To get ngrok working with a Rails application requires a few steps. I run Puma on the default port 3000 in local development so the basic command is:

ngrok http 3000

This should work for a simple app which doesn’t do any redirects using absolute URLs. In the case of Enectiva, some gems we use redirect using an absolute URL which means that requests get redirected to localhost:3000. This doesn’t match up with the remote access via an ngrok tunnel because the remote browser then tries to access port 3000 on its host machine. There might be nothing running on that port or something completely different. The result is the same.

To solve this issue, the simplest way is to change the default_url_options[:host] configuration to match the tunnel URL. The easiest way to do this is editing DEFAULT_HOST variable in .env file (or config/environments/development.rb directly). There are two downsides: (1) your local access won’t work as expected, you’ll be redirected through the tunnel (not a problem except for the unnecessary round trip) and (2) the URL is randomly assigned every time you start the ngrok tool so you have to copy it fresh. ngrok offers a paid version with a reserved subdomains and many more features.

If you’re in Europe like us, you will probably feel the lag. By default, ngrok routes the tunnels through servers in the US. However, it offers a flag to select other regions, so we run:

ngrok http -region eu 3000

One thing I haven’t managed to get working is the development Webpacker process. It runs as a process separate from Rails themselves, providing a WebSocket with updates of the assets on another port and hot reloading the page.

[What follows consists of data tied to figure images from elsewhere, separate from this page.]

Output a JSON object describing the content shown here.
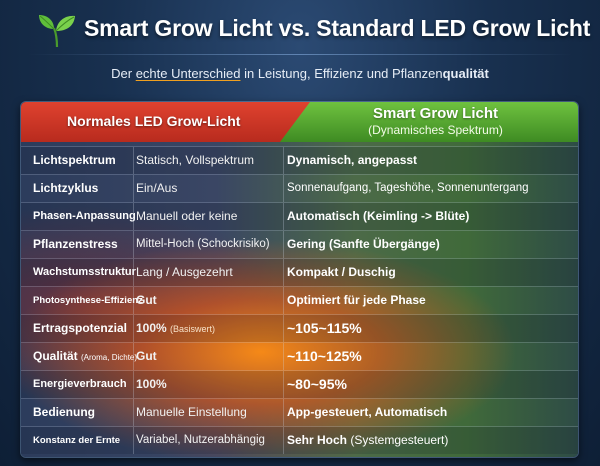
{
  "header": {
    "title": "Smart Grow Licht vs. Standard LED Grow Licht",
    "subtitle_pre": "Der ",
    "subtitle_underlined": "echte Unterschied",
    "subtitle_mid": " in Leistung, Effizienz und Pflanzen",
    "subtitle_bold": "qualität",
    "logo_icon": "seedling-leaves-icon",
    "colors": {
      "leaf": "#5fbe3a",
      "underline": "#f0a020"
    }
  },
  "table": {
    "col_left_header": "Normales LED Grow-Licht",
    "col_right_header": "Smart Grow Licht",
    "col_right_subheader": "(Dynamisches Spektrum)",
    "colors": {
      "left_header": "#c8321f",
      "right_header": "#55a82f"
    },
    "rows": [
      {
        "label": "Lichtspektrum",
        "label_note": "",
        "standard": "Statisch, Vollspektrum",
        "standard_note": "",
        "smart": "Dynamisch, angepasst",
        "smart_bold": ""
      },
      {
        "label": "Lichtzyklus",
        "label_note": "",
        "standard": "Ein/Aus",
        "standard_note": "",
        "smart": "Sonnenaufgang, Tageshöhe, Sonnenuntergang",
        "smart_bold": ""
      },
      {
        "label": "Phasen-Anpassung",
        "label_note": "",
        "standard": "Manuell oder keine",
        "standard_note": "",
        "smart": "Automatisch (Keimling -> Blüte)",
        "smart_bold": ""
      },
      {
        "label": "Pflanzenstress",
        "label_note": "",
        "standard": "Mittel-Hoch (Schockrisiko)",
        "standard_note": "",
        "smart": "Gering (Sanfte Übergänge)",
        "smart_bold": ""
      },
      {
        "label": "Wachstumsstruktur",
        "label_note": "",
        "standard": "Lang / Ausgezehrt",
        "standard_note": "",
        "smart": "Kompakt / Duschig",
        "smart_bold": ""
      },
      {
        "label": "Photosynthese-Effizienz",
        "label_note": "",
        "standard": "Gut",
        "standard_note": "",
        "smart": "Optimiert für jede Phase",
        "smart_bold": ""
      },
      {
        "label": "Ertragspotenzial",
        "label_note": "",
        "standard": "100%",
        "standard_note": "(Basiswert)",
        "smart": "~105~115%",
        "smart_bold": ""
      },
      {
        "label": "Qualität",
        "label_note": "(Aroma, Dichte)",
        "standard": "Gut",
        "standard_note": "",
        "smart": "~110~125%",
        "smart_bold": ""
      },
      {
        "label": "Energieverbrauch",
        "label_note": "",
        "standard": "100%",
        "standard_note": "",
        "smart": "~80~95%",
        "smart_bold": ""
      },
      {
        "label": "Bedienung",
        "label_note": "",
        "standard": "Manuelle Einstellung",
        "standard_note": "",
        "smart": "App-gesteuert, Automatisch",
        "smart_bold": ""
      },
      {
        "label": "Konstanz der Ernte",
        "label_note": "",
        "standard": "Variabel, Nutzerabhängig",
        "standard_note": "",
        "smart": "Sehr Hoch",
        "smart_bold": " (Systemgesteuert)"
      }
    ]
  }
}
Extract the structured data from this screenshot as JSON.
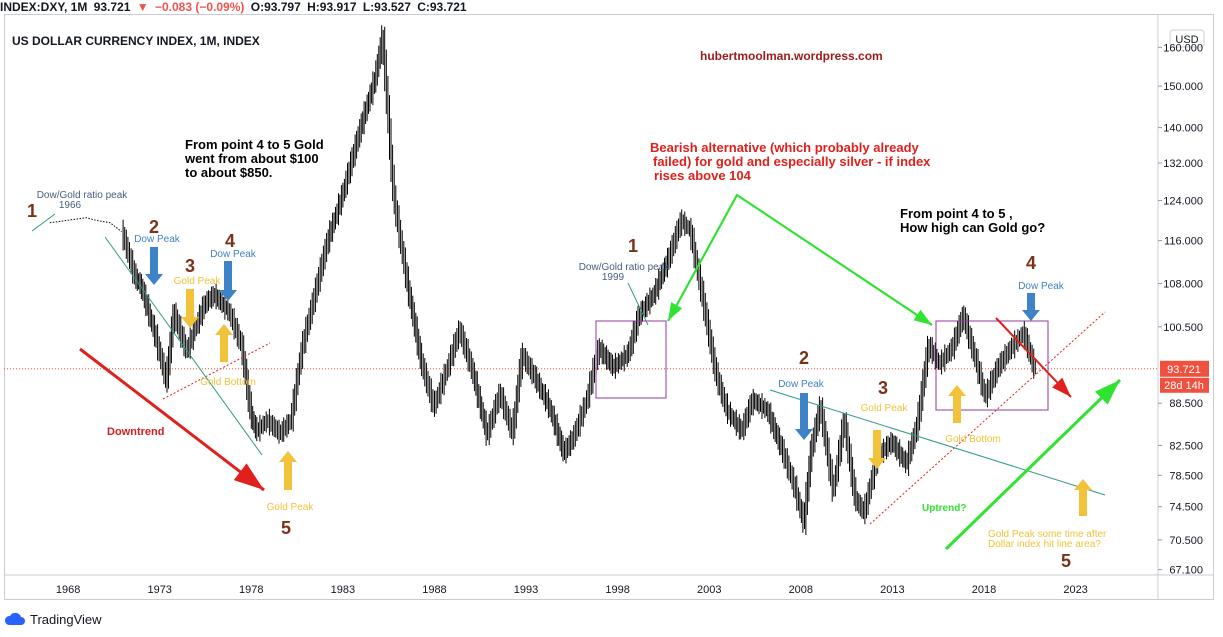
{
  "header": {
    "symbol": "INDEX:DXY, 1M",
    "last": "93.721",
    "change_icon": "down-triangle",
    "change": "−0.083 (−0.09%)",
    "open": "O:93.797",
    "high": "H:93.917",
    "low": "L:93.527",
    "close": "C:93.721"
  },
  "footer": {
    "brand": "TradingView"
  },
  "colors": {
    "candle": "#000000",
    "red": "#e0201c",
    "green": "#32e232",
    "blue": "#3e82c8",
    "yellow": "#f2c23a",
    "brown": "#7b3219",
    "purple": "#8f3a9c",
    "teal": "#2e9b8a",
    "price": "#f0513f"
  },
  "chart_data": {
    "type": "candlestick",
    "title": "US DOLLAR CURRENCY INDEX, 1M, INDEX",
    "watermark": "hubertmoolman.wordpress.com",
    "currency_badge": "USD",
    "y_scale": "log",
    "ylim": [
      66.5,
      168
    ],
    "xlim": [
      1964.5,
      2027.5
    ],
    "x_ticks": [
      "1968",
      "1973",
      "1978",
      "1983",
      "1988",
      "1993",
      "1998",
      "2003",
      "2008",
      "2013",
      "2018",
      "2023"
    ],
    "y_ticks": [
      "160.000",
      "150.000",
      "140.000",
      "132.000",
      "124.000",
      "116.000",
      "108.000",
      "100.500",
      "93.721",
      "88.500",
      "82.500",
      "78.500",
      "74.500",
      "70.500",
      "67.100"
    ],
    "last_price": "93.721",
    "countdown": "28d 14h",
    "series": [
      {
        "x": [
          1967.0,
          1969.0,
          1969.5,
          1970.3,
          1971.0,
          1971.7,
          1972.0,
          1972.8,
          1973.4,
          1973.8,
          1974.5,
          1975.0,
          1975.5,
          1976.0,
          1976.8,
          1977.5,
          1978.0,
          1978.3,
          1978.9,
          1979.6,
          1980.2,
          1980.8,
          1981.5,
          1982.2,
          1983.0,
          1984.0,
          1984.8,
          1985.2,
          1985.8,
          1986.5,
          1987.3,
          1988.0,
          1988.7,
          1989.4,
          1990.1,
          1990.9,
          1991.6,
          1992.3,
          1992.8,
          1993.5,
          1994.3,
          1995.1,
          1995.6,
          1996.3,
          1997.0,
          1997.8,
          1998.6,
          1999.2,
          2000.0,
          2000.8,
          2001.5,
          2002.0,
          2002.7,
          2003.4,
          2004.0,
          2004.8,
          2005.4,
          2006.2,
          2007.0,
          2007.7,
          2008.2,
          2008.6,
          2009.1,
          2009.8,
          2010.4,
          2011.0,
          2011.5,
          2012.2,
          2013.0,
          2013.8,
          2014.4,
          2015.0,
          2015.6,
          2016.3,
          2016.9,
          2017.5,
          2018.1,
          2018.8,
          2019.5,
          2020.2,
          2020.8
        ],
        "close": [
          119.5,
          120.5,
          120.0,
          119.5,
          117.5,
          109.0,
          107.8,
          99.0,
          91.8,
          103.0,
          96.5,
          100.5,
          104.5,
          106.0,
          103.2,
          97.5,
          87.0,
          84.5,
          86.0,
          84.2,
          86.0,
          97.0,
          106.0,
          116.0,
          125.0,
          140.0,
          152.0,
          163.0,
          125.0,
          109.0,
          95.0,
          88.0,
          93.5,
          100.0,
          93.5,
          84.0,
          90.0,
          84.2,
          96.0,
          92.5,
          88.0,
          81.5,
          83.5,
          88.5,
          97.0,
          94.0,
          96.0,
          102.5,
          106.0,
          112.5,
          120.0,
          118.0,
          105.0,
          93.0,
          87.5,
          84.5,
          89.0,
          87.5,
          82.0,
          77.0,
          72.5,
          82.0,
          88.0,
          76.5,
          86.0,
          75.5,
          73.8,
          81.0,
          83.0,
          80.0,
          85.5,
          97.5,
          94.5,
          97.0,
          102.5,
          96.0,
          89.5,
          94.0,
          97.0,
          99.5,
          93.72
        ]
      }
    ],
    "annotations": [
      "From point 4 to 5 Gold",
      "went from about $100",
      "to about $850.",
      "Bearish alternative (which probably already",
      "failed) for gold and especially silver - if index",
      "rises above 104",
      "From point 4 to 5 ,",
      "How high can Gold go?",
      "Dow/Gold ratio peak",
      "1966",
      "Dow/Gold ratio peak",
      "1999",
      "Dow Peak",
      "Gold Peak",
      "Gold Bottom",
      "Downtrend",
      "Uptrend?",
      "Gold Peak some time after",
      "Dollar index hit line area?"
    ],
    "wave_labels": [
      "1",
      "2",
      "3",
      "4",
      "5",
      "1",
      "2",
      "3",
      "4",
      "5"
    ]
  }
}
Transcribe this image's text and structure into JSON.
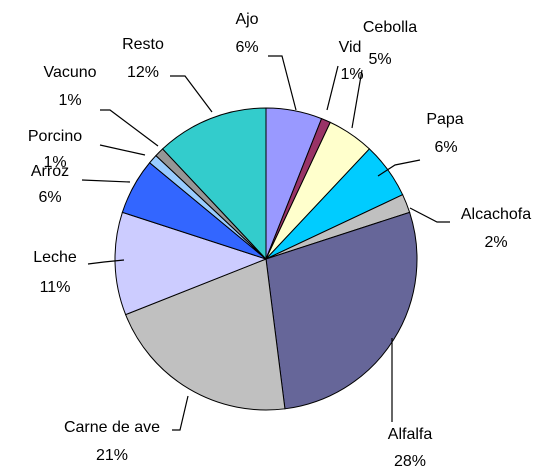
{
  "chart_data": {
    "type": "pie",
    "categories": [
      "Ajo",
      "Vid",
      "Cebolla",
      "Papa",
      "Alcachofa",
      "Alfalfa",
      "Carne de ave",
      "Leche",
      "Arroz",
      "Porcino",
      "Vacuno",
      "Resto"
    ],
    "values": [
      6,
      1,
      5,
      6,
      2,
      28,
      21,
      11,
      6,
      1,
      1,
      12
    ],
    "value_labels": [
      "6%",
      "1%",
      "5%",
      "6%",
      "2%",
      "28%",
      "21%",
      "11%",
      "6%",
      "1%",
      "1%",
      "12%"
    ],
    "colors": [
      "#9999ff",
      "#993366",
      "#ffffcc",
      "#00ccff",
      "#c0c0c0",
      "#666699",
      "#c0c0c0",
      "#ccccff",
      "#3366ff",
      "#99ccff",
      "#969696",
      "#33cccc"
    ]
  }
}
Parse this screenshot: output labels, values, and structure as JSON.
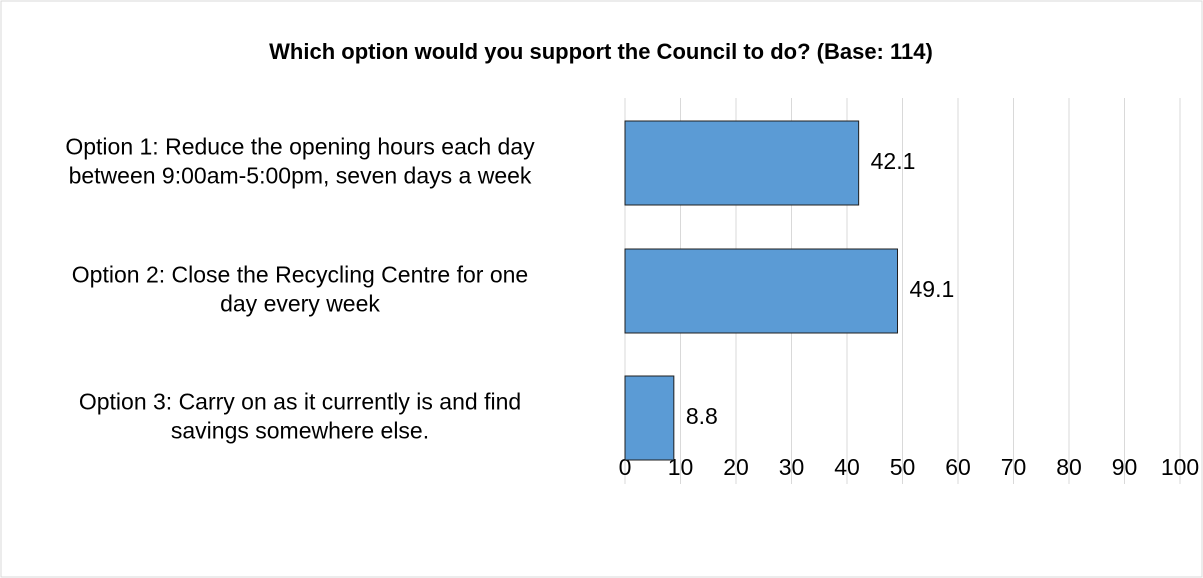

While it’s possible to run multiple tunnels at the same time, there’s no relationship between the assigned URLs. I assume it’s possible to configure Rails to use another URL for the Webpacker process but I haven’t dug into it. The setup defaults to serving the assets and having to press F5 when you make a change which is not a huge cost. Compared to the alternatives, debugging issues in IE or on an iPhone is much less daunting with ngrok.